Underfloor heating systems Underfloor heating pros and cons
Considering underfloor heating for your home? Our pros and cons can help you decide if it's a good choice for you.
Underfloor heating: the pros
Underfloor heating is a modern and high-spec feature - allowing you to enjoy the luxury of warm floors during cold winter mornings and even providing a good selling point to push up your property's resale price.
A large system can do away with the need for bulky radiators, offering extra space and a clean decorative finish.
Underfloor heating is thought to be a more efficient way of heating a room - where that room's walls, doors and windows are well insulated - because of the way the heat is distributed.
Radiators rapidly heat the area immediately around it, with the heat rising and slowly distributing around the rest of the room. An underfloor system heats a larger surface area from the floor upwards at a lower temperature, resulting in a more consistent temperature.
Pros at a glance
- Provides warm and cosy stone and tile floors
- Can replace radiators in a room, freeing up wall and floor space and offering a high-end finish
- Lots of flexible options available, covering different flooring types
- Possible to install in a new-build or retrospectively
- Off-the-shelf products available for competent DIYers to fit
Underfloor heating: the cons
One common complaint about some underfloor heating systems is the slower heating time compared to other forms of heating - so a room or area can take longer to heat up, depending on the system, though it will also take longer to cool down.
This can be an issue if you need immediate warmth in a room and are depending on the underfloor system to provide it, though a good system should have controls to allow you to pre-programme it to switch on beforehand.
Not all heating systems will provide a total heating replacement for radiators, either - smaller systems will work to keep your floor warm, but won't necessarily be designed to heat up the rest of the room, so you'll need to pay for both forms of heating.
And because underfloor heating isn't suitable sitting underneath fittings or furniture, it could restrict the layout of a room in the future - or require re-laying - should you come to redecorate it.
An underfloor heating system can be pricey to install, maintain and run, particularly if it's supplementary to your main heating system - and is generally seen as a luxury extra rather than home heating essential.
Cons at a glance
- Can be expensive
- Retrofit installation of underfloor heating can be a upheaval
- Not all underfloor heating systems can replace radiators as the main heating source
- Longer heat-up times
Electric vs water underfloor heating
The type of underfloor heating system will depend on the size and shape of the room you're heating, and whether you're installing the system retrofit or as part of a whole refurbishment project.
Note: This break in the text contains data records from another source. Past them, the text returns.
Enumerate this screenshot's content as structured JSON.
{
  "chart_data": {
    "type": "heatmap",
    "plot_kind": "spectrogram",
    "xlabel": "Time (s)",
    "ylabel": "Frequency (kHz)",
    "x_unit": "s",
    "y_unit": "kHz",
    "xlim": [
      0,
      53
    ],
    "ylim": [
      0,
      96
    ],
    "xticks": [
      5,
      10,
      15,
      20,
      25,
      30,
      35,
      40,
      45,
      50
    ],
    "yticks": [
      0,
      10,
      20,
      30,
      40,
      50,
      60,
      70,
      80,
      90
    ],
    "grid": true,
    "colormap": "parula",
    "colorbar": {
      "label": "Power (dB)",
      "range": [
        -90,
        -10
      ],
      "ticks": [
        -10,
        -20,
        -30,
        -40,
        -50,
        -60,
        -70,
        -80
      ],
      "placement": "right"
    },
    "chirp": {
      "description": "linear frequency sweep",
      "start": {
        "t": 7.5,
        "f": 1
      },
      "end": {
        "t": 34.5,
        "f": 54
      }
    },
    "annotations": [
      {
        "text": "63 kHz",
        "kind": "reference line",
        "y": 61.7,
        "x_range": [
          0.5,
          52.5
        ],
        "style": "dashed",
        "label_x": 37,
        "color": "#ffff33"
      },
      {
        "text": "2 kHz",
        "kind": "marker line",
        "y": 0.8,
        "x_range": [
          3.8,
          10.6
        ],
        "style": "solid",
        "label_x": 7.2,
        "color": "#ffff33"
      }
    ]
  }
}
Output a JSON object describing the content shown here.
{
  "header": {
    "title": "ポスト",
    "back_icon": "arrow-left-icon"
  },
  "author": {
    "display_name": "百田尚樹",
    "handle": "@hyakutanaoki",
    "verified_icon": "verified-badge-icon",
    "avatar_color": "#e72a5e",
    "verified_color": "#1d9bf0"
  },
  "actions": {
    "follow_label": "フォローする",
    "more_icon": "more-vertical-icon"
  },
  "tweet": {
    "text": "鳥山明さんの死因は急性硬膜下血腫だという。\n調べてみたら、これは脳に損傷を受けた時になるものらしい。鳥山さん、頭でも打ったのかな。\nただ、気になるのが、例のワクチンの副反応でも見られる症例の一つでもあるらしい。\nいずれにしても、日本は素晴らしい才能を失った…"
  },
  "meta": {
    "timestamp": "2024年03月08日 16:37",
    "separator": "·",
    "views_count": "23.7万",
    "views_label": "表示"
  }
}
A water-based underfloor heating system generally requires more depth space for the pipes, making it the trickier of the two to install retrospectively, as there might not be enough space beneath your flooring.
Electric systems tend to be easier to fit in small rooms or awkward spaces. Some electric systems can be fitted by competent DIYers, though hiring a qualified electrician to wire the system up is advisable.
Similarly, you'll need to call in a professional to set up a water pipe system - as they'll need to lay the pipes beneath the floor (along with the other recommended floor insulation and screed) as well as linking it up to a boiler, or solar water heater system.